Дверь распахнулась, оркестр перестал играть, офицеры вставали, прищелкивая каблуками, отдавая честь.

В кабачок вошли Колчак и Анна Тимирева, сопровождаемые охранниками. Госпожа Тимирева прошла к столику так, словно пронесла хрустальный сосуд.

Маслов, задыхаясь от покорной нежности, не сводил взгляда с властных, веселых ее губ: казалось невероятным, что в пропахшей винным перегаром атмосфере молча улыбается женщина, одно слово которой сделало бы его счастливым.

На сцене опять заиграл оркестрик.

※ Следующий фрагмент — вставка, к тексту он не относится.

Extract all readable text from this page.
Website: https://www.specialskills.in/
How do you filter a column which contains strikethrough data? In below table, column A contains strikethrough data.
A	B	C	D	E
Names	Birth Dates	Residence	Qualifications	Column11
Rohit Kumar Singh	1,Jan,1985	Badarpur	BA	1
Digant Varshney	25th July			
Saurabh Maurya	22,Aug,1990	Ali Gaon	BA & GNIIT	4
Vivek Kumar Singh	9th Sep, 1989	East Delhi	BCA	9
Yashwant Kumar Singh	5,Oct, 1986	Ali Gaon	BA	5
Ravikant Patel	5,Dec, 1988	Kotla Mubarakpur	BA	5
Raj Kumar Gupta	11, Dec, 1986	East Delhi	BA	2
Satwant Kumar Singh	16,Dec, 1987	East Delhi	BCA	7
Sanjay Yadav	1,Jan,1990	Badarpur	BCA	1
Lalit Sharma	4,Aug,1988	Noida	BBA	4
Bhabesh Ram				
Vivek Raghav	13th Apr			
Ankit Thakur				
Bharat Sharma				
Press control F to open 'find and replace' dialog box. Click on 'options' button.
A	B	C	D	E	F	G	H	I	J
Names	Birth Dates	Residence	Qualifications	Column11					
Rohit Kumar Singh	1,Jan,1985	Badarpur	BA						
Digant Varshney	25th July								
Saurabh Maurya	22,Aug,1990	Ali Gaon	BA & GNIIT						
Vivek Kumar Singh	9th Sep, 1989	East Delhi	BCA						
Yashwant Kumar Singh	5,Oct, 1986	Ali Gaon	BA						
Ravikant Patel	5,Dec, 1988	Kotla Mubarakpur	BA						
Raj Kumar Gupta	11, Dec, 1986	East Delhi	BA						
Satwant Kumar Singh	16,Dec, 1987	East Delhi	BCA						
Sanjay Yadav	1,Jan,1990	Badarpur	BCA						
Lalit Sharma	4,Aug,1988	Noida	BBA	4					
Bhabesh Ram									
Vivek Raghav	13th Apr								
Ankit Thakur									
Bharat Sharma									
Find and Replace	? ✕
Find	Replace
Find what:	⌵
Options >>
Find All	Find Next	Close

Появилась рыжеволосая певичка, объявила надтреснутым голоском:

— «Гори, гори, моя звезда», любимый романс его превосходительства адмирала Колчака…

Адмирал слушал давно позабытый романс, упершись локтями в столик, подавшись вперед; Анна сидела прямо, победоносно, стараясь уловить смысл романса. Слова возникали и таяли — недоговоренные, непрочувствованные, оставляя легкое беспокойство.

— Современный романс на стихи Георгия Маслова, лучшего поэта Сибири, — объявила певичка.

Ее надтреснутый голосок стал унылым и плачущим, мелодия тускло замерцала в прокуренном воздухе. Маслов недовольно завертелся на стуле, к нему подбежал лакей с бутылкой шампанского, завернутой в снеговую салфетку. Хлопнула пробка, взыграла искристая струя.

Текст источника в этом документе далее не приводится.